Consultant for the oval: According to multiple reports, Ron Klain, President Biden’s chief of staff, will be replaced by former Covid czar Jeff Zients. The former adviser will face the difficult task of navigating a divided Congress, mounting questions about Biden’s handling of classified documents, and advancing to the 2024 election.
Another founder passing the baton: Netflix’s Reed Hastings is stepping down as co-CEO of the streaming service after a difficult year as one of the few major tech company founders still in place leaves the top job.
Ardern’s shock resignation: New Zealand Prime Minister Jacinda Ardern shocked the world when she announced her resignation, saying she no longer had “enough in the tank” to do job justice in her leadership. The decision sparked a parade of commentary on women, driving and burnout — from how other women relate to the impact her connection to the pandemic might have on her career.
Expanding the semi-weekly book selection to include links, surveys, and other reads from around the web.
Deep work author f digital minimalism Calling Cal Newport talks with The New York Times About “slow productivity”, the context switching issue, and why working on a PC all day hasn’t really made workers more efficient.

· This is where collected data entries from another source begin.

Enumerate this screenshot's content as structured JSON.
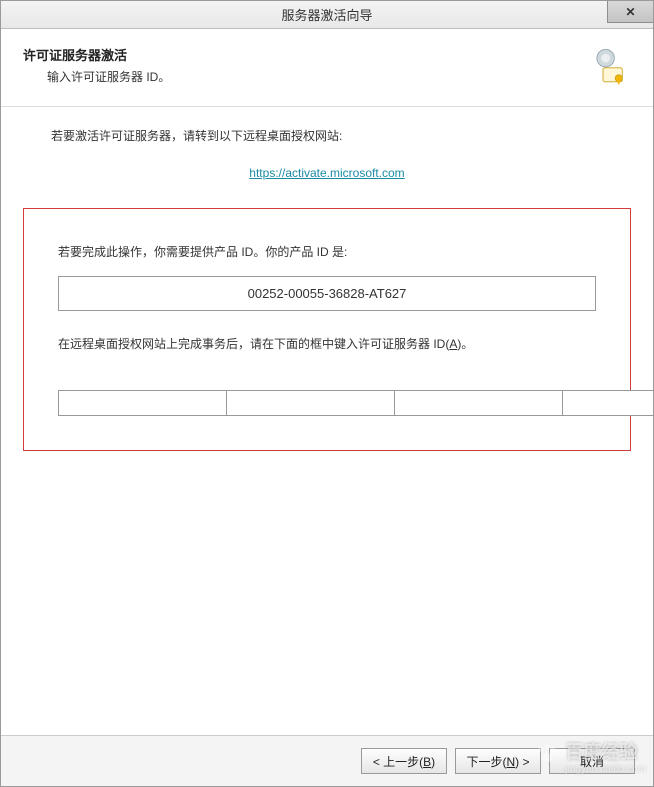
{
  "title": "服务器激活向导",
  "close_label": "✕",
  "header": {
    "heading": "许可证服务器激活",
    "subheading": "输入许可证服务器 ID。"
  },
  "content": {
    "intro": "若要激活许可证服务器，请转到以下远程桌面授权网站:",
    "link_text": "https://activate.microsoft.com",
    "product_id_intro": "若要完成此操作，你需要提供产品 ID。你的产品 ID 是:",
    "product_id": "00252-00055-36828-AT627",
    "instruction_prefix": "在远程桌面授权网站上完成事务后，请在下面的框中键入许可证服务器 ID(",
    "instruction_accel": "A",
    "instruction_suffix": ")。",
    "id_fields": [
      "",
      "",
      "",
      "",
      "",
      "",
      ""
    ]
  },
  "footer": {
    "back_prefix": "< 上一步(",
    "back_accel": "B",
    "back_suffix": ")",
    "next_prefix": "下一步(",
    "next_accel": "N",
    "next_suffix": ") >",
    "cancel": "取消"
  },
  "watermark": {
    "brand": "百度经验",
    "url": "jingyan.baidu.com"
  }
}
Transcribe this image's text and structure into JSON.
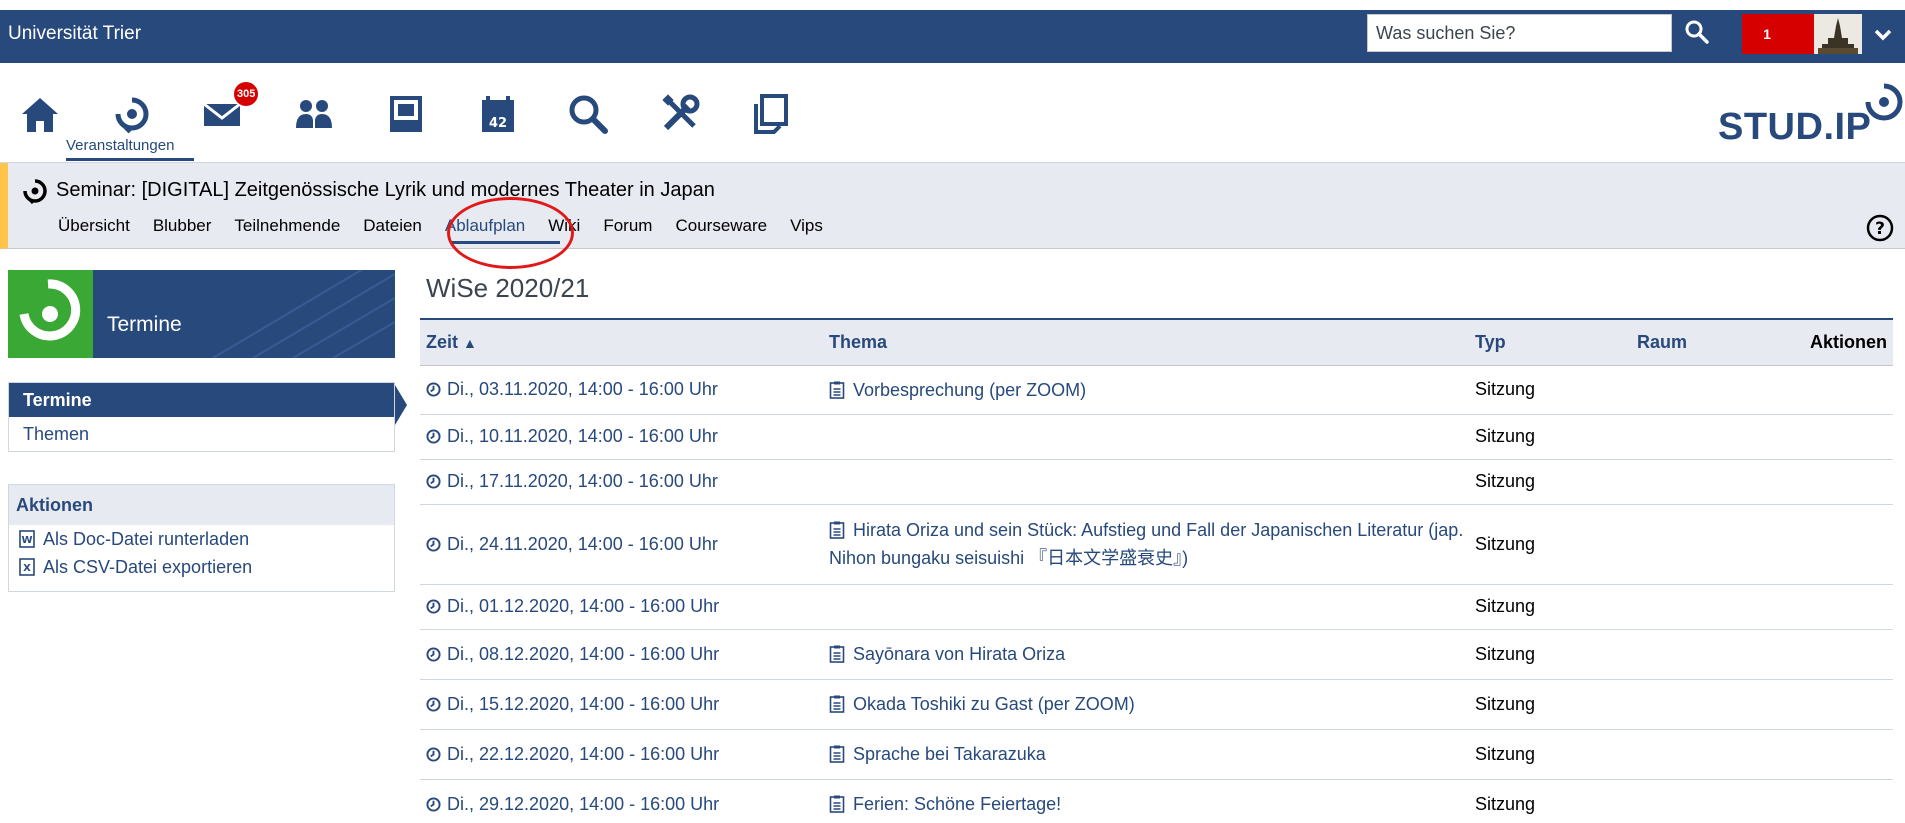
{
  "header": {
    "brand": "Universität Trier",
    "search_placeholder": "Was suchen Sie?",
    "notification_count": "1"
  },
  "iconnav": {
    "mail_badge": "305",
    "active_label": "Veranstaltungen",
    "logo_text": "STUD.IP"
  },
  "course": {
    "title": "Seminar: [DIGITAL] Zeitgenössische Lyrik und modernes Theater in Japan",
    "tabs": [
      "Übersicht",
      "Blubber",
      "Teilnehmende",
      "Dateien",
      "Ablaufplan",
      "Wiki",
      "Forum",
      "Courseware",
      "Vips"
    ],
    "active_tab": "Ablaufplan"
  },
  "sidebar": {
    "title": "Termine",
    "nav": [
      "Termine",
      "Themen"
    ],
    "actions_title": "Aktionen",
    "actions": [
      "Als Doc-Datei runterladen",
      "Als CSV-Datei exportieren"
    ]
  },
  "main": {
    "semester": "WiSe 2020/21",
    "columns": {
      "zeit": "Zeit",
      "thema": "Thema",
      "typ": "Typ",
      "raum": "Raum",
      "aktionen": "Aktionen"
    },
    "rows": [
      {
        "zeit": "Di., 03.11.2020, 14:00 - 16:00 Uhr",
        "thema": "Vorbesprechung (per ZOOM)",
        "typ": "Sitzung",
        "raum": ""
      },
      {
        "zeit": "Di., 10.11.2020, 14:00 - 16:00 Uhr",
        "thema": "",
        "typ": "Sitzung",
        "raum": ""
      },
      {
        "zeit": "Di., 17.11.2020, 14:00 - 16:00 Uhr",
        "thema": "",
        "typ": "Sitzung",
        "raum": ""
      },
      {
        "zeit": "Di., 24.11.2020, 14:00 - 16:00 Uhr",
        "thema": "Hirata Oriza und sein Stück: Aufstieg und Fall der Japanischen Literatur (jap. Nihon bungaku seisuishi 『日本文学盛衰史』)",
        "typ": "Sitzung",
        "raum": ""
      },
      {
        "zeit": "Di., 01.12.2020, 14:00 - 16:00 Uhr",
        "thema": "",
        "typ": "Sitzung",
        "raum": ""
      },
      {
        "zeit": "Di., 08.12.2020, 14:00 - 16:00 Uhr",
        "thema": "Sayōnara von Hirata Oriza",
        "typ": "Sitzung",
        "raum": ""
      },
      {
        "zeit": "Di., 15.12.2020, 14:00 - 16:00 Uhr",
        "thema": "Okada Toshiki zu Gast (per ZOOM)",
        "typ": "Sitzung",
        "raum": ""
      },
      {
        "zeit": "Di., 22.12.2020, 14:00 - 16:00 Uhr",
        "thema": "Sprache bei Takarazuka",
        "typ": "Sitzung",
        "raum": ""
      },
      {
        "zeit": "Di., 29.12.2020, 14:00 - 16:00 Uhr",
        "thema": "Ferien: Schöne Feiertage!",
        "typ": "Sitzung",
        "raum": ""
      }
    ]
  },
  "colors": {
    "primary": "#28497c",
    "accent_red": "#d60000",
    "context_bg": "#e7ebf1",
    "context_border": "#ffc54a",
    "logo_green": "#3aa835",
    "annotation": "#e21818"
  },
  "icons": {
    "nav": [
      "home-icon",
      "courses-icon",
      "mail-icon",
      "community-icon",
      "profile-icon",
      "calendar-icon",
      "search-icon",
      "tools-icon",
      "files-icon"
    ]
  }
}
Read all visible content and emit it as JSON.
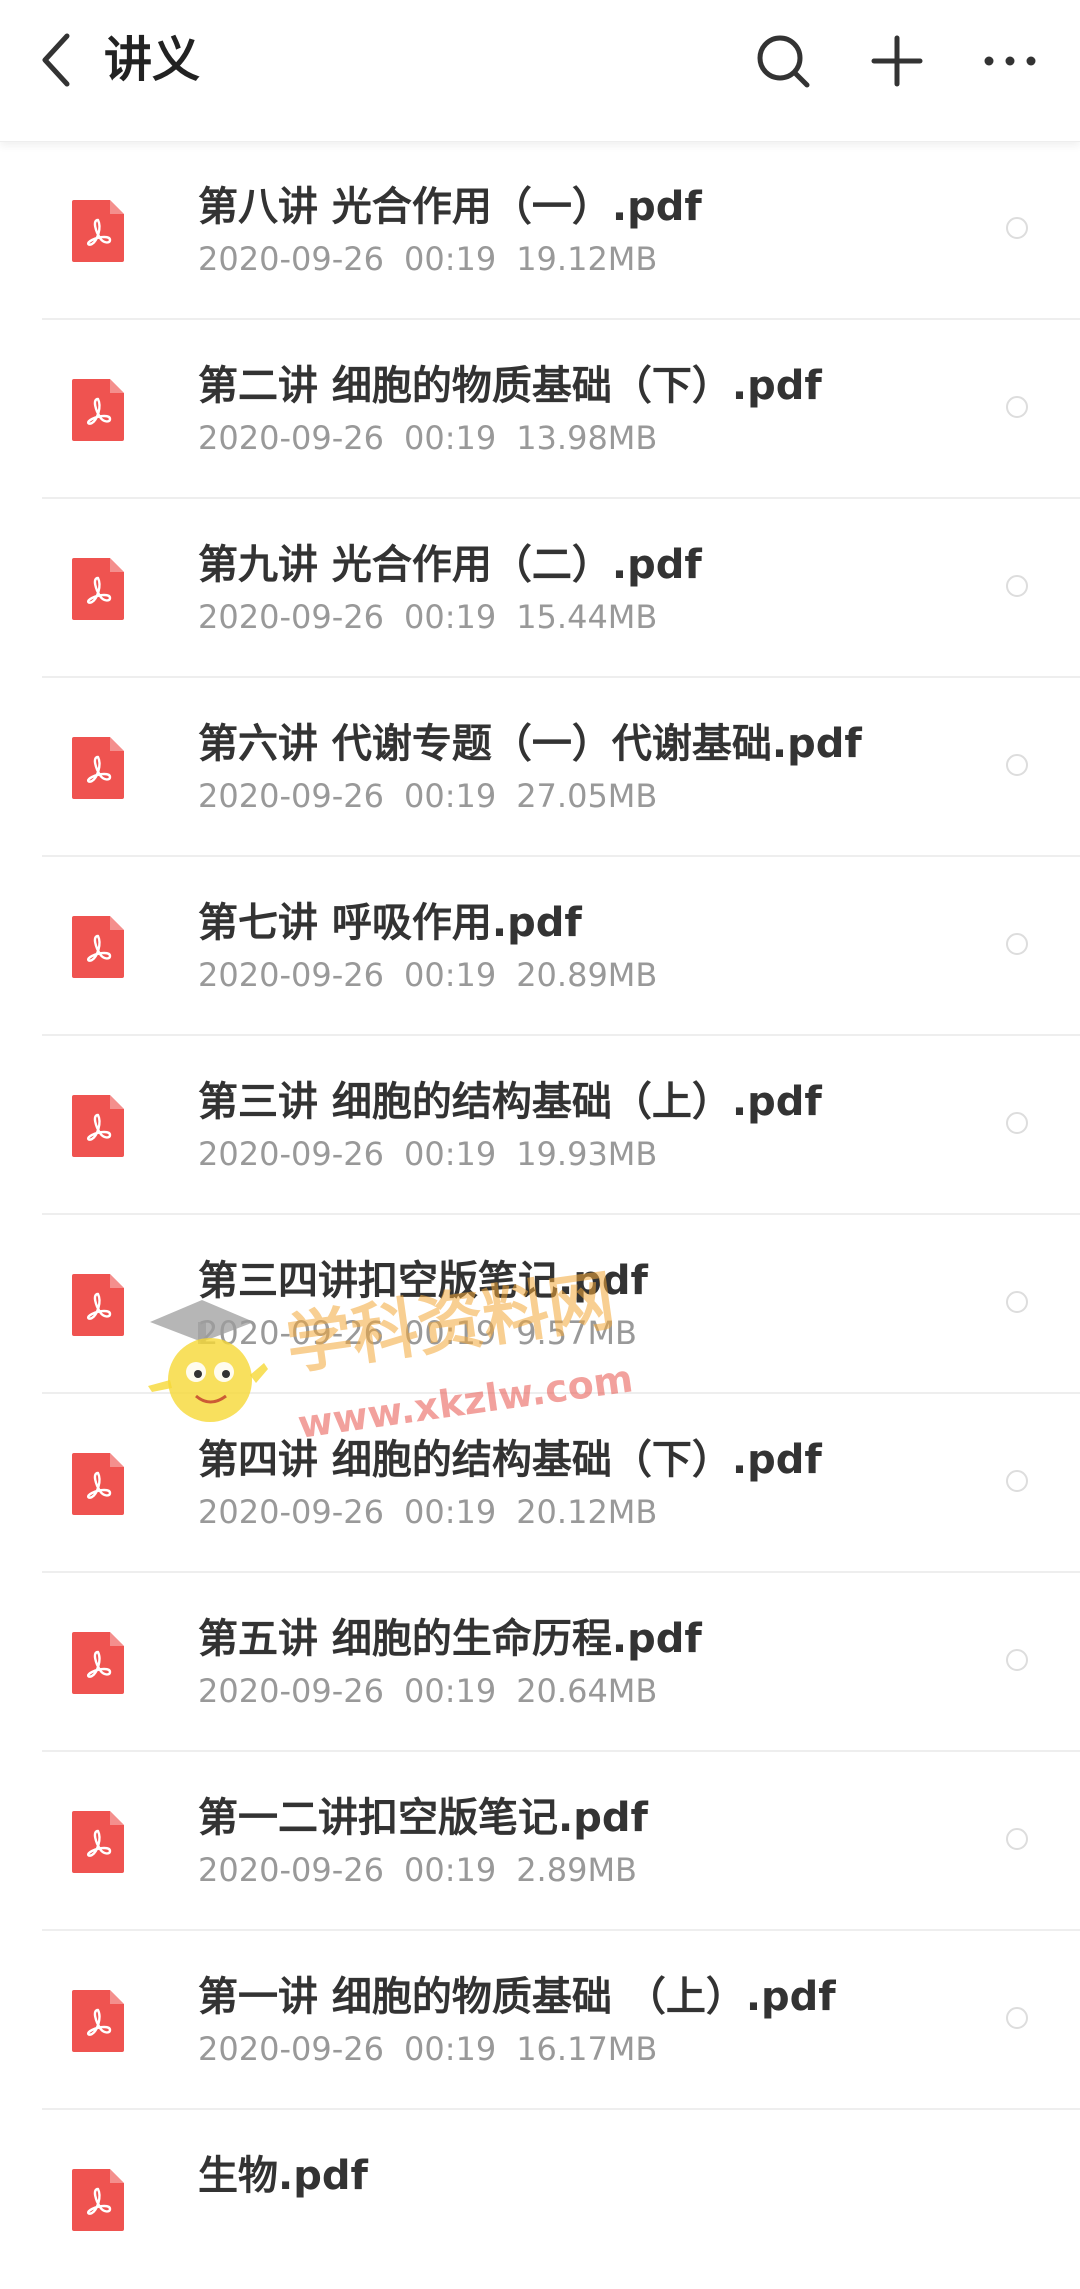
{
  "header": {
    "title": "讲义",
    "icons": [
      "back-arrow-icon",
      "search-icon",
      "plus-icon",
      "more-icon"
    ]
  },
  "files": [
    {
      "name": "第八讲 光合作用（一）.pdf",
      "date": "2020-09-26",
      "time": "00:19",
      "size": "19.12MB"
    },
    {
      "name": "第二讲 细胞的物质基础（下）.pdf",
      "date": "2020-09-26",
      "time": "00:19",
      "size": "13.98MB"
    },
    {
      "name": "第九讲 光合作用（二）.pdf",
      "date": "2020-09-26",
      "time": "00:19",
      "size": "15.44MB"
    },
    {
      "name": "第六讲 代谢专题（一）代谢基础.pdf",
      "date": "2020-09-26",
      "time": "00:19",
      "size": "27.05MB"
    },
    {
      "name": "第七讲 呼吸作用.pdf",
      "date": "2020-09-26",
      "time": "00:19",
      "size": "20.89MB"
    },
    {
      "name": "第三讲 细胞的结构基础（上）.pdf",
      "date": "2020-09-26",
      "time": "00:19",
      "size": "19.93MB"
    },
    {
      "name": "第三四讲扣空版笔记.pdf",
      "date": "2020-09-26",
      "time": "00:19",
      "size": "9.57MB"
    },
    {
      "name": "第四讲 细胞的结构基础（下）.pdf",
      "date": "2020-09-26",
      "time": "00:19",
      "size": "20.12MB"
    },
    {
      "name": "第五讲 细胞的生命历程.pdf",
      "date": "2020-09-26",
      "time": "00:19",
      "size": "20.64MB"
    },
    {
      "name": "第一二讲扣空版笔记.pdf",
      "date": "2020-09-26",
      "time": "00:19",
      "size": "2.89MB"
    },
    {
      "name": "第一讲 细胞的物质基础 （上）.pdf",
      "date": "2020-09-26",
      "time": "00:19",
      "size": "16.17MB"
    },
    {
      "name": "生物.pdf",
      "date": "",
      "time": "",
      "size": ""
    }
  ],
  "watermark": {
    "title": "学科资料网",
    "url": "www.xkzlw.com"
  },
  "colors": {
    "pdf_icon": "#ef5350",
    "text_primary": "#333333",
    "text_secondary": "#999999",
    "divider": "#eeeeee"
  }
}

Layoffs are really bad for companies, writes Bloomberg columnist Sarah Greene Carmichael, citing the surprisingly consistent research that shows downsides for employers — and people — who remain.
Jeff Pfeiffer, Professor, Stanford Business School – One of my favorite people to talk to about the mistakes companies make when managing people –Conversations with Stanford News On why so many tech workers were laid off, and the role of the “contagion” in expanding it.
Performance coach Stefan Falk released a new book on February 7, Intrinsic motivation: Learn to love your job and succeed like never beforewhich explores how becoming happier and more productive relies on finding inherent satisfaction in our work rather than external rewards.